ÉCRIRE SON PROPRE MODELE PHILANTHROPIQUE, SES VALEURS ET SA CULTURE
Avant même de démarrer Maki, Maxime avait déjà réfléchi et décrit le type d'entreprise qu’il souhaitait monter. Comme le dit le patron de Salesforce, Marc Benioff, dans son livre, il est très important de commencer par écrire dans les statuts mêmes de l’entreprise son propre modèle philanthropique, ses valeurs et les grands aspects de la culture de l’entreprise, qui resteront le socle, les fondations de cette entreprise. C’est le why créé au début, qui restera bien sûr une base quand ça va bien, mais surtout quand ça va mal.

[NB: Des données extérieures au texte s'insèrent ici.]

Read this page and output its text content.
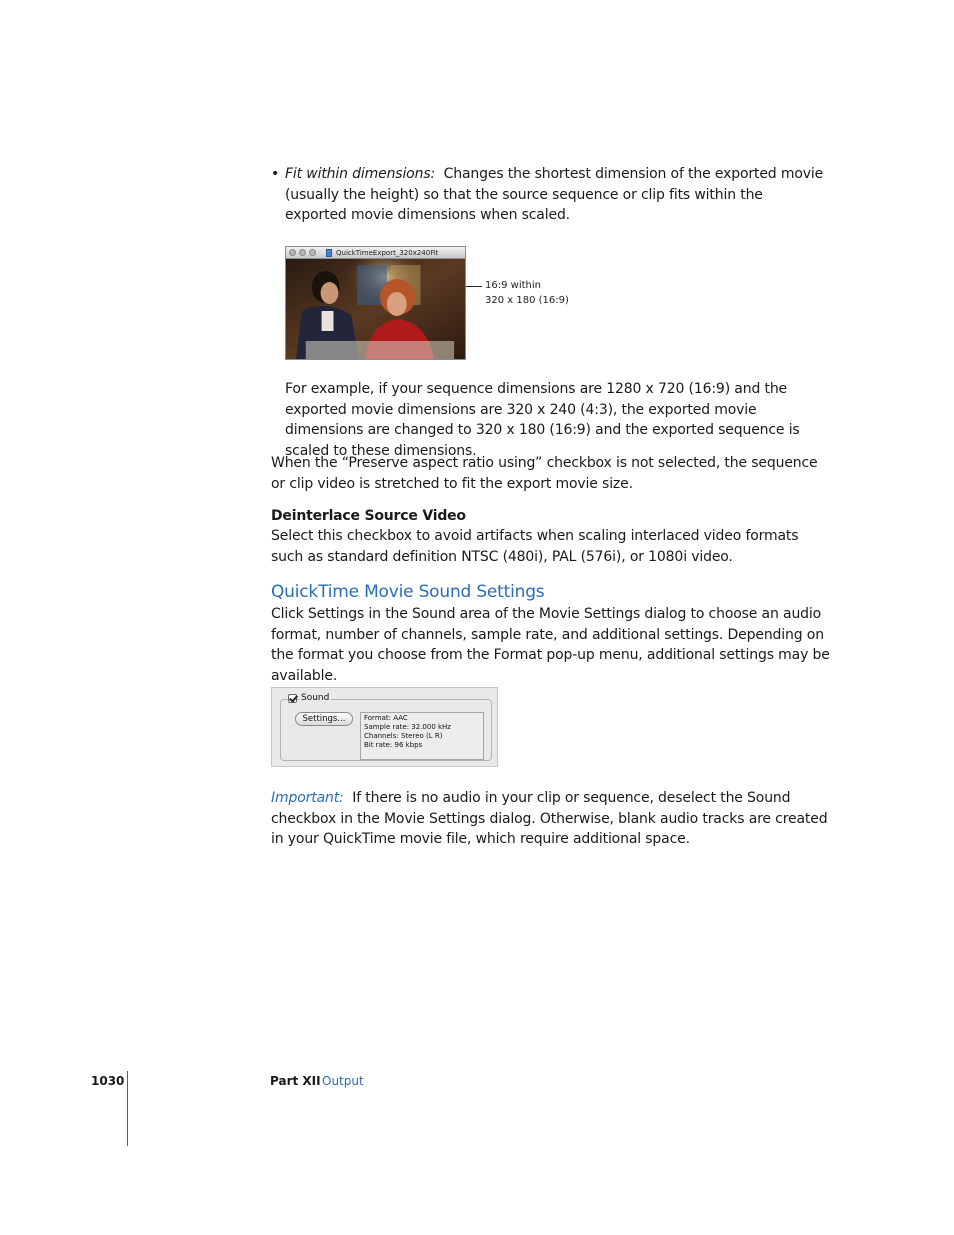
• Fit within dimensions: Changes the shortest dimension of the exported movie (usually the height) so that the source sequence or clip fits within the exported movie dimensions when scaled.
QuickTimeExport_320x240Fit
16:9 within
320 x 180 (16:9)
For example, if your sequence dimensions are 1280 x 720 (16:9) and the exported movie dimensions are 320 x 240 (4:3), the exported movie dimensions are changed to 320 x 180 (16:9) and the exported sequence is scaled to these dimensions.
When the “Preserve aspect ratio using” checkbox is not selected, the sequence or clip video is stretched to fit the export movie size.
Deinterlace Source Video
Select this checkbox to avoid artifacts when scaling interlaced video formats such as standard definition NTSC (480i), PAL (576i), or 1080i video.
QuickTime Movie Sound Settings
Click Settings in the Sound area of the Movie Settings dialog to choose an audio format, number of channels, sample rate, and additional settings. Depending on the format you choose from the Format pop-up menu, additional settings may be available.
Sound
Settings...	Format: AAC
Sample rate: 32.000 kHz
Channels: Stereo (L R)
Bit rate: 96 kbps
Important: If there is no audio in your clip or sequence, deselect the Sound checkbox in the Movie Settings dialog. Otherwise, blank audio tracks are created in your QuickTime movie file, which require additional space.
1030	Part XII Output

Pour Maxime, il est aussi important de monter une culture d'entreprise que l'entreprise elle-même, Cette culture repose sur 3 grands piliers :
PREMIER PILIER :
un processus de décentralisation de la prise de décision
"Dans la culture Maki, on veut donner le pouvoir aux gens de l’équipe, c’est très important, on veut que les gens se sentent responsables, adultes et qu'ils puissent décider. Une entreprise, c'est un collectif d'intelligence, et X cerveaux valent toujours mieux qu’un seul cerveau - même le plus intelligent du monde. En conséquence, chez Maki, 100 % de l’entreprise est au capital, dès le début, on veut que les gens puissent prendre des décisions, avec le poids de la responsabilité et du destin d'entreprise sur leurs épaules. Comme le dit Steve Jobs, on ne recrute pas des gens intelligents pour leur dire quoi faire, on recrute des gens intelligents pour qu'ils disent quoi faire. Et ça c'est quelque chose qui est appliqué chez Maki, tout est écrit dans le processus de décision.

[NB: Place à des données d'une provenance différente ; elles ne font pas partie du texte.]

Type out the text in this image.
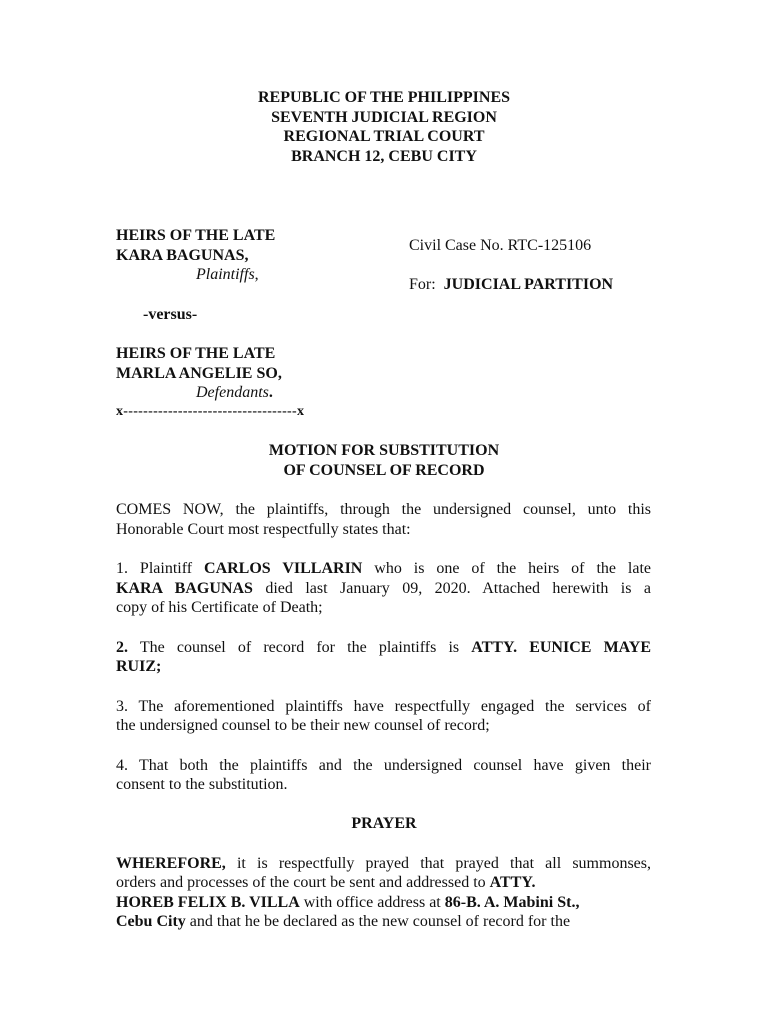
REPUBLIC OF THE PHILIPPINES
SEVENTH JUDICIAL REGION
REGIONAL TRIAL COURT
BRANCH 12, CEBU CITY
HEIRS OF THE LATE
KARA BAGUNAS,
Plaintiffs,
-versus-
HEIRS OF THE LATE
MARLA ANGELIE SO,
Defendants.
x-----------------------------------x
Civil Case No. RTC-125106
For: JUDICIAL PARTITION
MOTION FOR SUBSTITUTION
OF COUNSEL OF RECORD
COMES NOW, the plaintiffs, through the undersigned counsel, unto this
Honorable Court most respectfully states that:
1. Plaintiff CARLOS VILLARIN who is one of the heirs of the late
KARA BAGUNAS died last January 09, 2020. Attached herewith is a
copy of his Certificate of Death;
2. The counsel of record for the plaintiffs is ATTY. EUNICE MAYE
RUIZ;
3. The aforementioned plaintiffs have respectfully engaged the services of
the undersigned counsel to be their new counsel of record;
4. That both the plaintiffs and the undersigned counsel have given their
consent to the substitution.
PRAYER
WHEREFORE, it is respectfully prayed that prayed that all summonses,
orders and processes of the court be sent and addressed to ATTY.
HOREB FELIX B. VILLA with office address at 86-B. A. Mabini St.,
Cebu City and that he be declared as the new counsel of record for the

Par exemple, si quelqu’un veut prendre une décision, il va pouvoir porter cette décision, donner du contexte, donner sa proposition, aller chercher les feedbacks dans les autres cerveaux de l'équipe pour s’en nourrir et prendre sa décision d'une manière éclairée. Netflix appelle ça le capitaine éclairé.
Trois outils concrets notamment vont dans ce sens de donner de l'autonomie, de la responsabilisation et du pouvoir aux gens de l’équipe :
100 % des gens ont des BSPCE (bons de souscription de parts de créateur d'entreprise)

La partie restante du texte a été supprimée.